Despite the temporary monopoly provided by patents, it’s simply not true that gene patents prevent researchers from “look[ing] for other actions of that gene.” For example, hundreds of researchers have written thousands of papers on their work with BRCA genes, some as recently as last year. Now, could Myriad have sued all these researchers? Yes. Why didn’t they? Because spending millions of dollars to litigate an infringement suit against researchers who don’t compete anywhere in the marketplace and who haven’t commercialized any product or service that you can obtain any damages on is a profoundly stupid way to go about enforcing your patent. I’ll grant you that essentially ignoring infringement may sound like a funny way to go about defending the merits of gene patenting, but the reality is that it’s commercial use of the isolated DNA that is sought to be precluded, not research use. The chances that “at some point in the future patent holders became more stringent in enforcing their patents” by suing scientists in large enough numbers to have any chilling effect on research are zero (at least as long as businesses continue to operate as businesses).

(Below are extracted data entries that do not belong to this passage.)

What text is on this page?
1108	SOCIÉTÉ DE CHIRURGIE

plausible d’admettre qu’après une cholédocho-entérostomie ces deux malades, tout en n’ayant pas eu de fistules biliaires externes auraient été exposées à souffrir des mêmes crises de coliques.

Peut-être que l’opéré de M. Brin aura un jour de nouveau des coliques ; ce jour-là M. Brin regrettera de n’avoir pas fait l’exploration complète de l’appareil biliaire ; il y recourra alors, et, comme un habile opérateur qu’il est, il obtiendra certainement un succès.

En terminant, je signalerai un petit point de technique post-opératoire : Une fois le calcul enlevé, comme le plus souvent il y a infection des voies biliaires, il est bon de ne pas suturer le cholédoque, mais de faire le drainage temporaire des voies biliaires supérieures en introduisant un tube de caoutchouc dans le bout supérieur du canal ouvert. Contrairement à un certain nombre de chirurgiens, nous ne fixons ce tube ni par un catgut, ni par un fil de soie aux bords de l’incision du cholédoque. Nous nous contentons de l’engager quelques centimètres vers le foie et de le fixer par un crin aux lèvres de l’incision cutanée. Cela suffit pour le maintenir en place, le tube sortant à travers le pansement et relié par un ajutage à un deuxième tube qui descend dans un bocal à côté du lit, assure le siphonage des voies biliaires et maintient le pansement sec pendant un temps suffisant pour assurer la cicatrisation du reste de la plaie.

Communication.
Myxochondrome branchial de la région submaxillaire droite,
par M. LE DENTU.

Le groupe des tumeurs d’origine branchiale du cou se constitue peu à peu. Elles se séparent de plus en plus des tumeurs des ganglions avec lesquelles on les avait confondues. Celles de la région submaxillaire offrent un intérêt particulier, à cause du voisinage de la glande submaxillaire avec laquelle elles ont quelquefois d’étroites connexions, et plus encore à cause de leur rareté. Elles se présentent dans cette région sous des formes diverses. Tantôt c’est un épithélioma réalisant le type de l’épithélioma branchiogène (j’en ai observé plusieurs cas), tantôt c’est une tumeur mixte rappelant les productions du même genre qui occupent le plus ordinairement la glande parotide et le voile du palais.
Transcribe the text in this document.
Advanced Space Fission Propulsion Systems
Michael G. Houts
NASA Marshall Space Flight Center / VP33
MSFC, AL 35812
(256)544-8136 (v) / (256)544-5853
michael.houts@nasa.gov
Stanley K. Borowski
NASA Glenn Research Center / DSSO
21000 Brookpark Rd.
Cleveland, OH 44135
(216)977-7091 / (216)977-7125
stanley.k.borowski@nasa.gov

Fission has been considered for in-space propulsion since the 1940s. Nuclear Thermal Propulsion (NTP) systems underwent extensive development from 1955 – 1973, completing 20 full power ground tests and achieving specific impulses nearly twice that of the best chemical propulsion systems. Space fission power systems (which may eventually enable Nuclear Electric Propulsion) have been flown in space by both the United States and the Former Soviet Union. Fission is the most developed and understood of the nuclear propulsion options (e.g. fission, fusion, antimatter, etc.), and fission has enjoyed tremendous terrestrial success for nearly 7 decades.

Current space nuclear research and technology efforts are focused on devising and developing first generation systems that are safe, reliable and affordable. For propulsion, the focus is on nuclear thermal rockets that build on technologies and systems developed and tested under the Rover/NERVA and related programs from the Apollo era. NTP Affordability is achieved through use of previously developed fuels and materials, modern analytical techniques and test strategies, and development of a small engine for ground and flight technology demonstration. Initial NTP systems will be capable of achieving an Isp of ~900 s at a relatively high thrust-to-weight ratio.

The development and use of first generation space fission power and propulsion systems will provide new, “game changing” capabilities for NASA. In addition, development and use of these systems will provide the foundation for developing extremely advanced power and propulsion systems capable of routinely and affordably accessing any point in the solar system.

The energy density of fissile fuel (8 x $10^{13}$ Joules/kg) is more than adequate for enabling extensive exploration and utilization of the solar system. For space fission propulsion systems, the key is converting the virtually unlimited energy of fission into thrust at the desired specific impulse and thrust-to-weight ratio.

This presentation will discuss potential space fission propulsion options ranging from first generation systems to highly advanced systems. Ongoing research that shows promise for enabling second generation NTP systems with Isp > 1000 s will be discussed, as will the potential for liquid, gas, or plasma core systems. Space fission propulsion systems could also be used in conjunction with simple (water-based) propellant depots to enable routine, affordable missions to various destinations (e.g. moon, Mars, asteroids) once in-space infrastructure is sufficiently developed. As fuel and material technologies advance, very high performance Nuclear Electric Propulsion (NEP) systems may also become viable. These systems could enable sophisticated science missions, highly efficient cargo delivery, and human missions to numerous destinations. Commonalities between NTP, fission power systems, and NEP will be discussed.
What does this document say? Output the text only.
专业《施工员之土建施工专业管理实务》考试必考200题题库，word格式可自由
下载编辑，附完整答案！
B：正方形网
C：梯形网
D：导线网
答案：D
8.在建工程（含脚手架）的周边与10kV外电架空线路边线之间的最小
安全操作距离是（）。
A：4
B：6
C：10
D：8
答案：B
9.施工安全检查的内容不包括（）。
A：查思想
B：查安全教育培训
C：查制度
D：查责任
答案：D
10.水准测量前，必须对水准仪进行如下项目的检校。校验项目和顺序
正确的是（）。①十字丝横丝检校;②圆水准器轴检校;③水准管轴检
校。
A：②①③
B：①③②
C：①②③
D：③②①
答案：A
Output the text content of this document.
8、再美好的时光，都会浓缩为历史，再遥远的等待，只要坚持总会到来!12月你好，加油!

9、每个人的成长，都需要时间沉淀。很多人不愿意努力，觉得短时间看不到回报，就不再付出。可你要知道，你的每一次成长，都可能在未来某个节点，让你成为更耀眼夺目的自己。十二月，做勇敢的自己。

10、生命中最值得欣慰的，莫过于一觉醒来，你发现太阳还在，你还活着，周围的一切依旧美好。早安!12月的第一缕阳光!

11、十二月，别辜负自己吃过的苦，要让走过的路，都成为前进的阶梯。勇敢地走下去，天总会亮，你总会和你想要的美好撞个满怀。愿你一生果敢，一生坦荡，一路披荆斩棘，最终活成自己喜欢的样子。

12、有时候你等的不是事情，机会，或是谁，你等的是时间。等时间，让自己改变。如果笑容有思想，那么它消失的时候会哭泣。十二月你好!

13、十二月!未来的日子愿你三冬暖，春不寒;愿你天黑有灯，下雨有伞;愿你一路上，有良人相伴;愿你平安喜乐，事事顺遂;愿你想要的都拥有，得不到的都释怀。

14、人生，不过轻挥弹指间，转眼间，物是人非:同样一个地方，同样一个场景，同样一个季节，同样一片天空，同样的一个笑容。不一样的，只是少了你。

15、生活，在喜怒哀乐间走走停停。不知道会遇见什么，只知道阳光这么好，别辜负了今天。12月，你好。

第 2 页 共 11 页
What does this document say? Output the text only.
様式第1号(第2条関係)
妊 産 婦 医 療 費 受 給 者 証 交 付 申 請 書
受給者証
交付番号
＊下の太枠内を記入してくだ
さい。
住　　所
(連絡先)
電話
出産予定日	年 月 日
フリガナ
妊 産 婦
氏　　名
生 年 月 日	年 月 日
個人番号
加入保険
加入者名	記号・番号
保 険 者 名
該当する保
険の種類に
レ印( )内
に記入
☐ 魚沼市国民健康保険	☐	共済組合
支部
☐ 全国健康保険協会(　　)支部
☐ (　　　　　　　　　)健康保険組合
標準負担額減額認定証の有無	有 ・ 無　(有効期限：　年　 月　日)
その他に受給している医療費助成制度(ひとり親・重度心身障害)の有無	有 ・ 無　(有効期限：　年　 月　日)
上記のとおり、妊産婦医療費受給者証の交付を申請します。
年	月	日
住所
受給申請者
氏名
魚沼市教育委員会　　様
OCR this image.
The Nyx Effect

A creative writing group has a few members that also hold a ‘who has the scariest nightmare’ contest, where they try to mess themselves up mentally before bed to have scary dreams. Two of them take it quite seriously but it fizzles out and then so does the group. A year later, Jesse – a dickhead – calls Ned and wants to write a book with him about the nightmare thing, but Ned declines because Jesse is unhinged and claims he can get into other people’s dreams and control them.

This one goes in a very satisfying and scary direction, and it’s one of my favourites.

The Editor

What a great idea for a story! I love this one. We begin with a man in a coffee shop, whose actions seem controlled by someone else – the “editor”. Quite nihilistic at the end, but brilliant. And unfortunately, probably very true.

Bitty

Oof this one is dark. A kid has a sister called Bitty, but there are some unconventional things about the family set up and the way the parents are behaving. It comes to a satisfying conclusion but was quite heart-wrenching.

The NIH article you quote concludes, “Whether this swing of the pendulum will help, hurt or have no effect on innovation and the progress of science remains an open question.” Not exactly damning, but far from supportive, either.
The full conclusion is actually quite supportive:
Oops, looks like I used one too many blockquotes 🙂
Joe Mama – have you taken out a patent on this seemingly troll-proof post ? (And, yes, stipulated that the post is clearly neither leprechaun- nor clurichaun-proof) …
Patent law gives the patent owner 20 or 14 years (depending on type) until anyway may use it. Given that these genes have been around much longer than that shouldn’t the patents be public domain now anyway 🙂
Yes but does this mean that when the CERN/LHC boys finally Find ~ or, re-Create ~ the Higgs Boson, they can’t Patent it? Sniff 🙁
Well, U.S. Patent No. 3,156,523 covers element 95 (americium) and U.S. Patent No. 3,161,462 covers element 96 (curium).